Perhaps that’s why I’m not just optimistic about this time of change in our church, but also a bit eager to see what comes of it.  We’ve embarked on a great experiment.  Its aim is to discover how we can retain what has been so wonderful about this church throughout Rev. Marc Salkin’s ministry, and build on it to create an even stronger, more welcoming, more effective home for the liberal religious community of Northern Colorado.

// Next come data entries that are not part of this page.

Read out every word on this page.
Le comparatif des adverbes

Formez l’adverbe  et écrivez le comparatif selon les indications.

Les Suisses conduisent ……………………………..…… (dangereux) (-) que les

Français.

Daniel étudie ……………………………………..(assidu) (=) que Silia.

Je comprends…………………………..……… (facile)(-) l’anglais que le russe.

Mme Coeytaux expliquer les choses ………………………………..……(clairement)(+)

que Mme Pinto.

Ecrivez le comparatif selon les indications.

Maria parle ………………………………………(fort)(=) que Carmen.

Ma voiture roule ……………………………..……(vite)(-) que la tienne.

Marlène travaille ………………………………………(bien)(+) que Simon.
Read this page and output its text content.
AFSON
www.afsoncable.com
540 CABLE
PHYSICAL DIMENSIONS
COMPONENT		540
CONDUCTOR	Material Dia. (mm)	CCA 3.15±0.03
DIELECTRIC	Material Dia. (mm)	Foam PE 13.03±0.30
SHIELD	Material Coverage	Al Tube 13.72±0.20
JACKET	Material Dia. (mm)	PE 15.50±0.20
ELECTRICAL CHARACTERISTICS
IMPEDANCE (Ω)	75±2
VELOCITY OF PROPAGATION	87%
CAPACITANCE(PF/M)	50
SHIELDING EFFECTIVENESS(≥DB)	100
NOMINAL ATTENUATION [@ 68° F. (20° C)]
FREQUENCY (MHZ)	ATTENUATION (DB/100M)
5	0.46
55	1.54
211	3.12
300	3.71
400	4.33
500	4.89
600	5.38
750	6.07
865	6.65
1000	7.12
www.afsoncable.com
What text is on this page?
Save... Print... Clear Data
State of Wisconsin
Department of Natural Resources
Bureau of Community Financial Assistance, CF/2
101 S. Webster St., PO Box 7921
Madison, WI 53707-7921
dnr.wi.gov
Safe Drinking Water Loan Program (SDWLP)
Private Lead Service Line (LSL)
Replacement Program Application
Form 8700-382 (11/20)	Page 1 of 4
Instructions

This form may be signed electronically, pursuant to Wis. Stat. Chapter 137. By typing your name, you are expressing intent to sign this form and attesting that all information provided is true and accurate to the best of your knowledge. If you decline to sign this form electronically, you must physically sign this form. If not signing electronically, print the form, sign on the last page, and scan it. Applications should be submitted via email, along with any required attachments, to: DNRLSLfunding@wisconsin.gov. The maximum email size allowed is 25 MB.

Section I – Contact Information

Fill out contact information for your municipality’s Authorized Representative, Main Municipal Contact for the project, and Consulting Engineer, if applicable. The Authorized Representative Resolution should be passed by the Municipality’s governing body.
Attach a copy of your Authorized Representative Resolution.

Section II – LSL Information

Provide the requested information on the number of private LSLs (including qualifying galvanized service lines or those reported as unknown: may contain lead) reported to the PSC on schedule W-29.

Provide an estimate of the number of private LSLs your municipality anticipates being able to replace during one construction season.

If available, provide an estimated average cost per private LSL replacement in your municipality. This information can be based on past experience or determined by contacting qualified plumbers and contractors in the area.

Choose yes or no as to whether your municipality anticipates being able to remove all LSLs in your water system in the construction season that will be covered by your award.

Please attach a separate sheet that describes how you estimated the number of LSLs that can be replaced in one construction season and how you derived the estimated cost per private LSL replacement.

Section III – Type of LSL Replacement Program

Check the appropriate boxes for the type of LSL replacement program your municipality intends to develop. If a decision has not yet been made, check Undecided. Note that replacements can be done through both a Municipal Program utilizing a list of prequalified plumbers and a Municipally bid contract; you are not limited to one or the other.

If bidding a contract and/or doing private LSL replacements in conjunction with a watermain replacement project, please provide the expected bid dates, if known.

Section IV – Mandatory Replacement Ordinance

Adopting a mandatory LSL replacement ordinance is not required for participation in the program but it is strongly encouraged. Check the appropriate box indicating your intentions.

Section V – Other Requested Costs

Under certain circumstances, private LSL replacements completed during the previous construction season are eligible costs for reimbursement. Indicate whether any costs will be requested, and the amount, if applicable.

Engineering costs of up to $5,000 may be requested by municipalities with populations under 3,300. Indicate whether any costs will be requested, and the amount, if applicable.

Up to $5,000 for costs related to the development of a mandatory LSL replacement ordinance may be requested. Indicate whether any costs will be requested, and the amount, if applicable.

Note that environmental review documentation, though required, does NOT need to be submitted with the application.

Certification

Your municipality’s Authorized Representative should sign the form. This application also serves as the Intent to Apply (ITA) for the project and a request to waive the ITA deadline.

Of course, change can be disconcerting, uncomfortable… scary, even.  When those feelings creep up on us, there are some tactics that can help:

  • Try to understand the goal.  Talk to a minister or board member about it why we’re making the change that’s concerning you.  The inspiration for the change might have come from common practice among other churches like ours, or from a suggestion by another congregant, or it might be intended to address a particular inefficient or awkward practice Rev. Keyes, Rev. Haley, or a member of the board has noted.
  • Share your perspective.  That same minister or board member can listen to your feedback on what’s been changed, and make sure it’s conveyed to the rest of us on the board and ministry team.  This kind of feedback from the congregation is crucial to our work as representatives and stewards of the congregation.
  • Give it a chance to work.  Try to remember that it’s all an experiment, and no experiment is complete without the crucial task of observation.   It may turn out to be a surprising success  – or perhaps we’ll go back to the old way of doing that particular thing, if that seems the better course.  But we can’t know whether a new idea will work for our congregation without giving it a try.
  • Stay engaged.  It’s my central goal as the board president this year that the core of what makes our church so important in our lives – the feeling of community, the shared principles, and the experience of working together to further the reach of love in our world – will remain unchanged as we explore ways to grow into our potential.  Each of you is a part of that vision.  I hope that, even when the pace of change is challenging, you’ll be able to trust in that future and your part in it.

And one final note: feel free to drop me a line if there’s a particular issue you’re curious or anxious about.  Chances are it’s been on somebody else’s mind, as well, and I’d like the chance to address those questions here on this blog.

Thanks for your time, and I’ll see you on Sunday.